Pengembangan dan pengelolaan sistem irigasi dilakukan secara partisipatif, terpadu, serta berwawasan lingkungan hidup.
Selain itu, prinsip transparansi, akuntabilitas, dan keadilan menjadi landasan utama dalam memastikan distribusi air yang merata dan berkelanjutan bagi seluruh petani.
Melalui peran Perkumpulan Petani Pemakai Air (P3A), Gabungan P3A (GP3A), dan Induk P3A (IP3A), masyarakat petani memiliki posisi strategis dalam menjaga, mengelola, serta mengawasi sistem irigasi di wilayahnya masing-masing.
Keterlibatan ini diharapkan mampu meningkatkan efisiensi distribusi air sekaligus memperkuat rasa kepemilikan terhadap infrastruktur irigasi.

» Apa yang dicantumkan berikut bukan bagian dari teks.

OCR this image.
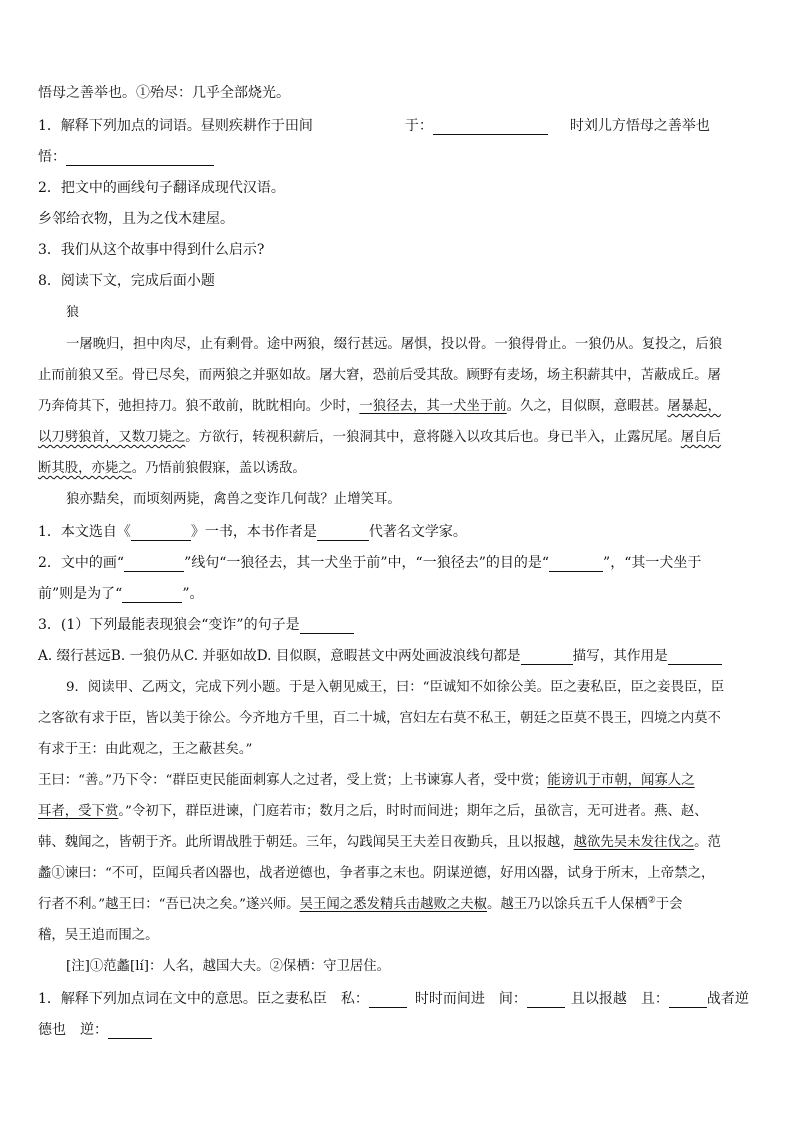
悟母之善举也。①殆尽：几乎全部烧光。
1．解释下列加点的词语。昼则疾耕作于田间	于：	时刘儿方悟母之善举也
悟：
2．把文中的画线句子翻译成现代汉语。
乡邻给衣物，且为之伐木建屋。
3．我们从这个故事中得到什么启示?
8．阅读下文，完成后面小题
狼
一屠晚归，担中肉尽，止有剩骨。途中两狼，缀行甚远。屠惧，投以骨。一狼得骨止。一狼仍从。复投之，后狼
止而前狼又至。骨已尽矣，而两狼之并驱如故。屠大窘，恐前后受其敌。顾野有麦场，场主积薪其中，苫蔽成丘。屠
乃奔倚其下，弛担持刀。狼不敢前，眈眈相向。少时，一狼径去，其一犬坐于前。久之，目似瞑，意暇甚。屠暴起，
以刀劈狼首，又数刀毙之。方欲行，转视积薪后，一狼洞其中，意将隧入以攻其后也。身已半入，止露尻尾。屠自后
断其股，亦毙之。乃悟前狼假寐，盖以诱敌。
狼亦黠矣，而顷刻两毙，禽兽之变诈几何哉？止增笑耳。
1．本文选自《	》一书，本书作者是	代著名文学家。
2．文中的画“	”线句“一狼径去，其一犬坐于前”中，“一狼径去”的目的是“	”，“其一犬坐于
前”则是为了“	”。
3．(1）下列最能表现狼会“变诈”的句子是
A. 缀行甚远B. 一狼仍从C. 并驱如故D. 目似瞑，意暇甚文中两处画波浪线句都是	描写，其作用是
9．阅读甲、乙两文，完成下列小题。于是入朝见威王，曰：“臣诚知不如徐公美。臣之妻私臣，臣之妾畏臣，臣
之客欲有求于臣，皆以美于徐公。今齐地方千里，百二十城，宫妇左右莫不私王，朝廷之臣莫不畏王，四境之内莫不
有求于王：由此观之，王之蔽甚矣。”
王曰：“善。”乃下令：“群臣吏民能面刺寡人之过者，受上赏；上书谏寡人者，受中赏；能谤讥于市朝，闻寡人之
耳者，受下赏。”令初下，群臣进谏，门庭若市；数月之后，时时而间进；期年之后，虽欲言，无可进者。燕、赵、
韩、魏闻之，皆朝于齐。此所谓战胜于朝廷。三年，勾践闻吴王夫差日夜勤兵，且以报越，越欲先吴未发往伐之。范
蠡①谏曰：“不可，臣闻兵者凶器也，战者逆德也，争者事之末也。阴谋逆德，好用凶器，试身于所末，上帝禁之，
行者不利。”越王曰：“吾已决之矣。”遂兴师。吴王闻之悉发精兵击越败之夫椒。越王乃以馀兵五千人保栖②于会
稽，吴王追而围之。
[注]①范蠡[lí]：人名，越国大夫。②保栖：守卫居住。
1．解释下列加点词在文中的意思。臣之妻私臣　私：	时时而间进　间：	且以报越　且：	战者逆
德也　逆：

Kepala Dinas PSDA Provinsi Lampung menyampaikan bahwa sinergi antara pemerintah dan masyarakat menjadi faktor utama dalam keberhasilan pengelolaan sumber daya air.
“Pengelolaan irigasi bukan hanya soal membangun saluran, tetapi bagaimana memastikan air dapat dimanfaatkan secara adil dan berkelanjutan melalui peran aktif petani,” ujarnya.
Upaya ini sejalan dengan Peraturan Menteri Pekerjaan Umum dan Perumahan Rakyat Republik Indonesia Nomor 30/PRT/M/2015 tentang pengembangan dan pengelolaan sistem irigasi yang menekankan pentingnya partisipasi masyarakat.
Dengan penguatan kelembagaan P3A/GP3A/IP3A, Pemerintah Provinsi Lampung optimistis sistem irigasi yang ada dapat terus terjaga, meningkatkan produktivitas pertanian, serta mendukung ketahanan pangan daerah.(***)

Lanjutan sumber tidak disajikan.